Ya’acov Ritov is professor in the Department of Statistics at the Hebrew University of Jerusalem. He received his PhD from the Hebrew University in 1983, and is a fellow of the IMS. Ya’acov’s (statistical) research interests include complex and large dimensional model, empirical Bayes procedures, semi- and non-parametric models. His Medallion Lecture is also at JSM, on Thursday August 8, at 8:30am (see below for the times and locations of other Medallion Lectures, as well as the Wald Lectures, the Rietz Lecture and the Presidential Address.)

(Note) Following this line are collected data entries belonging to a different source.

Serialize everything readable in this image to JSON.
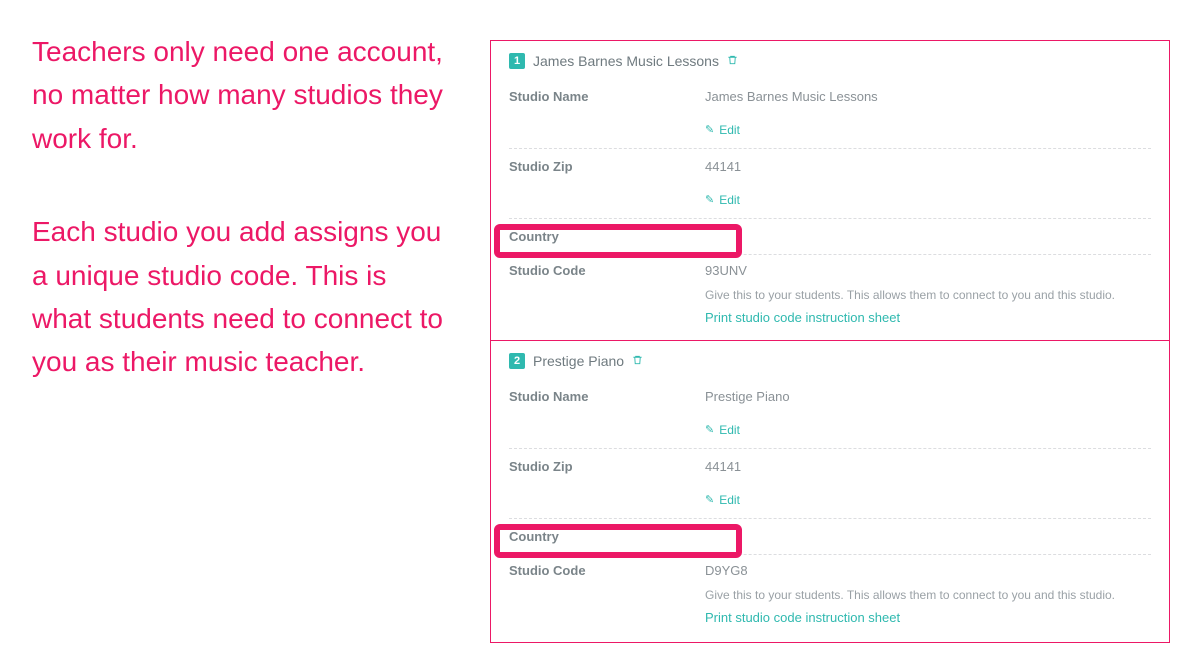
{
  "left": {
    "para1": "Teachers only need one account, no matter how many studios they work for.",
    "para2": "Each studio you add assigns you a unique studio code. This is what students need to connect to you as their music teacher."
  },
  "labels": {
    "studio_name": "Studio Name",
    "studio_zip": "Studio Zip",
    "country": "Country",
    "studio_code": "Studio Code",
    "edit": "Edit",
    "hint": "Give this to your students. This allows them to connect to you and this studio.",
    "print": "Print studio code instruction sheet"
  },
  "studios": [
    {
      "num": "1",
      "title": "James Barnes Music Lessons",
      "name": "James Barnes Music Lessons",
      "zip": "44141",
      "country": "",
      "code": "93UNV"
    },
    {
      "num": "2",
      "title": "Prestige Piano",
      "name": "Prestige Piano",
      "zip": "44141",
      "country": "",
      "code": "D9YG8"
    }
  ]
}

A Priori Analysis of Complex Models
We (P.J. Bickel, A.C. Gamst, B.J.K. Kleijn, and Y. Ritov) study a few examples of Bayesian procedures on complex, high-dimensional parameter spaces. The Bayesian procedures we consider are those that adhere to the following paradigm. The prior distribution is announced prior to observing the data. At least we are restricted to priors that do not depend on details of the experimental design or on knowing the specific functions of the parameters that may turn out to be of interest. In this paradigm, it would not, for example, be reasonable for a statistician to use one prior for estimating one function, and another to estimate a different function. We shouldn’t be reminded of Groucho Marx’s quote, “Those are my principles, and if you don’t like them… well, I have others.”
Bayesian procedures can be considered from different points of view. Their closure is the set of admissible procedures, and they are known to generate asymptotic minimax procedures in regular parametric models. However, these claims are valid when the priors are selected to fit frequentist ad-hoc considerations.
Most early discussions of Bayesian analysis presented simple examples, e.g., X ~ N(ϑ, 1). In this case, a statistician might have clear a priori ideas about ϑ, and might well understand the implications of using his prior. Regardless, the data will eventually overwhelm the prior, and typically frequentist and Bayesian inference will coincide. The classical Bernstein–von Mises Theorem encapsulates this observation. Currently, Bayesian procedures are being applied to complex, high-dimensional models, e.g., those used in medical imaging. With a very high-dimensional parameter space (where, for example, laws of large numbers appear in surprising places), it is very difficult to understand the implications of using a particular prior. It is very difficult, if not impossible, to express subjective information about the model in a robust prior, and it is difficult to express this knowledge in a way that would support the data analysis and not dominate it.
We use several examples to illustrate a number of issues. This includes the partial linear model of Engle, Granger, Rice and Weiss (1986) , and different models in the very convenient lab of white noise series. We show that in situations where the nonparametric part of the model is smooth enough, the Bernstein–von Mises phenomenon holds and Bayesian estimators are efficient, but the Bayesian estimator is going to fail in extreme situations where simple frequentist estimation can still work. Then, it may argue that in a given white noise model, the any Bayesian prior would fail in estimation of some linear functional, while trivial frequentist estimator would not.
We also give an example in which Bayesian procedures which ignore the stopping time associated with the data generating process fail, while simple frequentist procedures continue to work. This demonstrates the danger of the classical principle that Bayesians need not pay attention to stopping times.